During Sen. Bernie Sanders’ (I-VT) presidential debate defense of democratic socialism, he said it could be a solution to addressing massive income inequality and expanding health-care access, including paid family leave, to every American.
“When you look around the world you see every other major country providing health care to all people as a right—except the United States,” Sanders said. “You see every other major country saying to moms that when you have a baby we’re not going to separate you from your newborn baby because we are going to have medical and family paid leave.”
The United States is the only country in the Organisation for Economic Co-operation and Development (OECD) that does not guarantee paid family leave.

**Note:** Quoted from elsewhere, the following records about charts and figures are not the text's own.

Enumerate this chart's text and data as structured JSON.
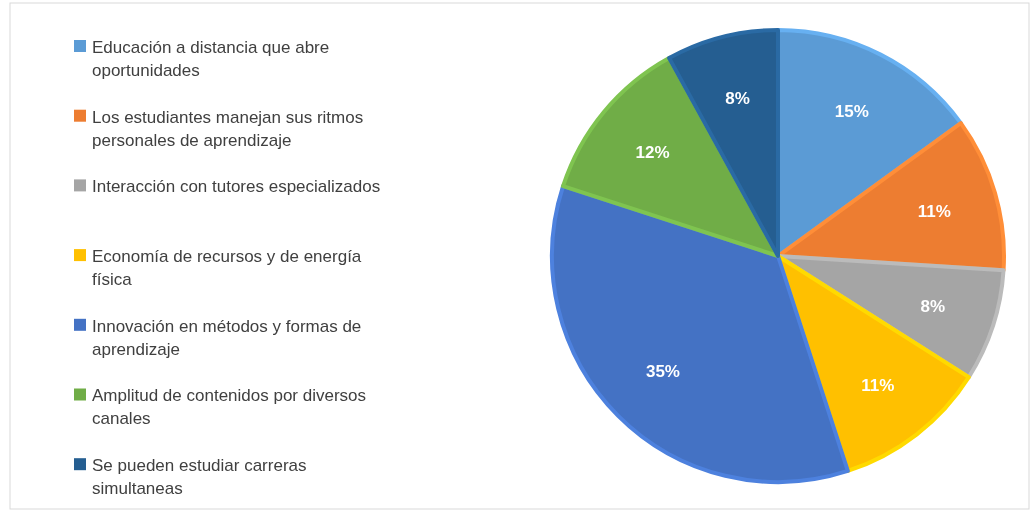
{
  "chart_data": {
    "type": "pie",
    "categories": [
      "Educación a distancia que abre oportunidades",
      "Los estudiantes manejan sus ritmos personales de aprendizaje",
      "Interacción con tutores especializados",
      "Economía de recursos y de energía física",
      "Innovación en métodos y formas de aprendizaje",
      "Amplitud de contenidos por diversos canales",
      "Se pueden estudiar carreras simultaneas"
    ],
    "values": [
      15,
      11,
      8,
      11,
      35,
      12,
      8
    ],
    "colors": [
      "#5b9bd5",
      "#ed7d31",
      "#a5a5a5",
      "#ffc000",
      "#4472c4",
      "#70ad47",
      "#255e91"
    ],
    "value_labels": [
      "15%",
      "11%",
      "8%",
      "11%",
      "35%",
      "12%",
      "8%"
    ],
    "legend": "left"
  }
}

The benefits of paid family leave include higher productivity, stronger workplace morale, and greater employee retention, as well as significant health benefits, according to a study by Oxford Economics conducted for the U.S. Travel Association.
Research conducted by the OECD has shown that paid family leave has significant benefits for fathers who take paternity leave after a child is born, and is one of many policies that could “contribute not only to a more equal share of caring and earning between parents, but also to enhancing child development.”
The public broadly supports paid family leave and other policies that protect workers’ rights. A New York Times and CBS News public opinion poll found that 80 percent of those surveyed favor requiring employers to offer paid leave to parents of new children and employees caring for sick family members.
Former Secretary of State Hillary Clinton voiced her support for paid family leave during the Democratic debate, and criticized Republican presidential candidate Carly Fiorina’s opposition to paid family leave by using her home state of California as an example of where the program has worked.
After a long political battle to pass the measure in the state legislature, the Family Temporary Disability Insurance (FTDI) act was signed into law by Gov. Gray Davis (D) in September 2002. The law took effect in July 2004.
Labor unions and women’s rights organizations were among the key groups that lobbied for the legislation.
Business groups led by the California Chamber of Commerce opposed family leave for working people, and charged that it would negatively affect the state’s economy. Julianne Broyles, a lobbyist for the California Chamber of Commerce, told the Los Angeles Times at the time that it was a “huge disappointment” that Davis signed the bill.
“California businesses will be at a competitive disadvantage because of this, and [Davis] doesn’t seem to care,” Broyles said.
During the political battle over SB 1661, the bill’s sponsor, Sen. Sheila Kuehl (D-Santa Monica) was forced to scale back the scope of the legislation. The original 12 weeks of required paid leave was reduced to six weeks, and the cost of the law was shifted entirely onto workers. The law is paid for through a payroll tax, similar to Social Security.
Those changes did nothing to change the business lobby’s opposition to the law.
Some business owners view the law as helpful for their business.
Adam Rochon, co-owner of Sequoia Employee Benefits and Insurance Solutions in Fresno, told Bloomberg that his company is not large enough to provide the same benefits as larger companies, but the law allows him to provide a benefit he might otherwise not be able to provide.
“A program like this, where it doesn’t actually have an out-of-pocket cost, is great because it allows you to offer benefits you wouldn’t normally be able to,” Rochon said.